What is Phishing?
Phishing is a tool used by cyber criminals to steal personal information from another person. The fraudster will create an email that appears to be from a trusted source (e.g, your email provider, employer, bank, online account, etc.). The email is designed to trick you into entering confidential information (e.g., passwords, account numbers, SSN, birthdate, etc.) into a fake website usually by providing an embedded link to follow and confirm your account details. You may also be asked to reply to the email with this information. The criminal will then use the information provided to access your account to buy stuff, transfer money, send SPAM, or other damaging activity.
Recently, Cal Poly users have become the target of phishing emails designed to trick you into revealing your Cal Poly username and password. This puts you and the university at risk. Armed with this information, a phisher will typically use your campus email account to send more phishing or SPAM emails, but they can also access any personal information found on the portal.
Although this is commonly done by email, phone scams are another tool used to obtain your personal and Cal Poly information.
Cal Poly will never ask for your password via email, phone or a non-calpoly.edu web form. All password changes are handled through the Cal Poly Portal. If your account has been compromised, ITS will change your password immediately and then contact you regarding next steps. If you are not contacted but you know or think you responded to a phishing email, use the Cal Poly Portal to change your password and security questions and then notify abuse@calpoly.edu.
What is the threat from phishing emails?
- Identity theft
- Credit card fraud
- Stolen bank information - loss of $$
- Damage to individual's good credit
- Access to protected Cal Poly information could cause a security breach
- Damage to Cal Poly's reputation
- Cal Poly email accounts used to send phishing and SPAM emails
Why can't the email filter block phishing email?
Microsoft blocks hundreds of spam emails a day, but some still make it through. Through your browswer you can train it to block them for you: Report Phishing and Spam
What to do if you receive a phishing email message?
- If you receive a phishing email , do NOT reply, do NOT click on a link, do NOT open an attachment, and do NOT provide personal or confidential information.
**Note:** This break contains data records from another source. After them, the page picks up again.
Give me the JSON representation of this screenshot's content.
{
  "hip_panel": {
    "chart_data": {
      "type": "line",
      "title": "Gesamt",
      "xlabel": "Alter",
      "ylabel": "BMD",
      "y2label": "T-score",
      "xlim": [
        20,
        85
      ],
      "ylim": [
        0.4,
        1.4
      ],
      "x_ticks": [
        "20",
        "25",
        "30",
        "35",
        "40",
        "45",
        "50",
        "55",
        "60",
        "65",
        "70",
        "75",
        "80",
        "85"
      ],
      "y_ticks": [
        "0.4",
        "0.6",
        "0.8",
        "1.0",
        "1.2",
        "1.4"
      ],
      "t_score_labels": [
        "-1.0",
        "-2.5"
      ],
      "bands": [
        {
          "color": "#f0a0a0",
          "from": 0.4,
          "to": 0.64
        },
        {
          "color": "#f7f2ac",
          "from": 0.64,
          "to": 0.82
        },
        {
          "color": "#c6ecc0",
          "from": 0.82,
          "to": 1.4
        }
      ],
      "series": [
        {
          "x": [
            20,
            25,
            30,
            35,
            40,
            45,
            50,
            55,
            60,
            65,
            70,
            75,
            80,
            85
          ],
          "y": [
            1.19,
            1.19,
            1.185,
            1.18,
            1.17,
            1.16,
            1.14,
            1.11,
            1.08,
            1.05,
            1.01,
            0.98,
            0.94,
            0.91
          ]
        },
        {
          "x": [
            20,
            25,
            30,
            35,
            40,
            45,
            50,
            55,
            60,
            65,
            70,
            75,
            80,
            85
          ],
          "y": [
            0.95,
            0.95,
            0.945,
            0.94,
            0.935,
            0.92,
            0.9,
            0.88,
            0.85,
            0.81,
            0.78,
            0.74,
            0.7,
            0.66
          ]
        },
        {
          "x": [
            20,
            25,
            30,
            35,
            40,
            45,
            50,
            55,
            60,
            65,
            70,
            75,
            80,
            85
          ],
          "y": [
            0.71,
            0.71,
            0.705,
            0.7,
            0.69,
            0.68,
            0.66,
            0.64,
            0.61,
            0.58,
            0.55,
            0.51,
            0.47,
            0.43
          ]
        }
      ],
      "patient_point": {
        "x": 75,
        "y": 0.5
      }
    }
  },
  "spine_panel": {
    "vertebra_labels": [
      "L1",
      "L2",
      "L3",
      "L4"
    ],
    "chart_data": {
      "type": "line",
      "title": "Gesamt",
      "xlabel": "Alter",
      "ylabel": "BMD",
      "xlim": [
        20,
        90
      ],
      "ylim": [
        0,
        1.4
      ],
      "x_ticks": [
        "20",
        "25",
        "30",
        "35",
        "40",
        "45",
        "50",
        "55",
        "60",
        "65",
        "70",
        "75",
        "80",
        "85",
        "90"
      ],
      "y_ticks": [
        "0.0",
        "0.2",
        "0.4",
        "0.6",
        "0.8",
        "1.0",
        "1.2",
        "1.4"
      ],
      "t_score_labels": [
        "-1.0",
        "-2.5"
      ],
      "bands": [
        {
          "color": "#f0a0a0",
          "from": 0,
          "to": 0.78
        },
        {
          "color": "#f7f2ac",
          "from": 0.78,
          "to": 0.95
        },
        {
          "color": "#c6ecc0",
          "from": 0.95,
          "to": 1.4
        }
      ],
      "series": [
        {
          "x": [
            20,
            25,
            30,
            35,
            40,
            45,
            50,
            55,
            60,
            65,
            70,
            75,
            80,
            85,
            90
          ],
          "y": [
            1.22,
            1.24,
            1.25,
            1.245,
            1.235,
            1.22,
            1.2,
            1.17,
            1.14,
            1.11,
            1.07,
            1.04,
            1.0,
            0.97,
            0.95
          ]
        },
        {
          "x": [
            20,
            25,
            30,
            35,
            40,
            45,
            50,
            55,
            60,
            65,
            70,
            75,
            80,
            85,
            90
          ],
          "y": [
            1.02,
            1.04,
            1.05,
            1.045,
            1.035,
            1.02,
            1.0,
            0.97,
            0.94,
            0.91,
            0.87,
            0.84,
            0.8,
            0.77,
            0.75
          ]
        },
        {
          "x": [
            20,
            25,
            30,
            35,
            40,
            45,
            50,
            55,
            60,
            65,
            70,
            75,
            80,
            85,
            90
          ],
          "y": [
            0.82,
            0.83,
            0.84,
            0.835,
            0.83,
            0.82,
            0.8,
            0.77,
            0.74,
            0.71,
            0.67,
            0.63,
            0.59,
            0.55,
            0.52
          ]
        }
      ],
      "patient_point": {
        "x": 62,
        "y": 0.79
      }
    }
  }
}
- Report Phishing and Spam
What can you do to protect yourself?
- Follow good security practices - Take appropriate precautions when using email and web browsers to reduce your risks
- When you receive an email requesting personal information, ask yourself:
- Who is asking?
- Why would they ask for this?
- Why would they need it?
- Don't reply to emails asking for confidential information or to confirm password and account information. Cal Poly, or any reputable company will never solicit this information from you. If in doubt, call or logon to the company's website to confirm the legitimacy of the request.
- Don't click on embedded links in emails, especially ones asking for confidential information or to confirm password and account information.
- Use caution when opening email attachments.
- Don't email personal information.
- When providing personal information to a website, make sure the site is secure (using https and lock displayed in the browser).
- Monitor your bank accounts more than one time per month.
- Use strong passwords.
- Never share your Cal Poly password or use it for any other online account.
- Follow your "gut feeling" and don't respond to suspicious email messages.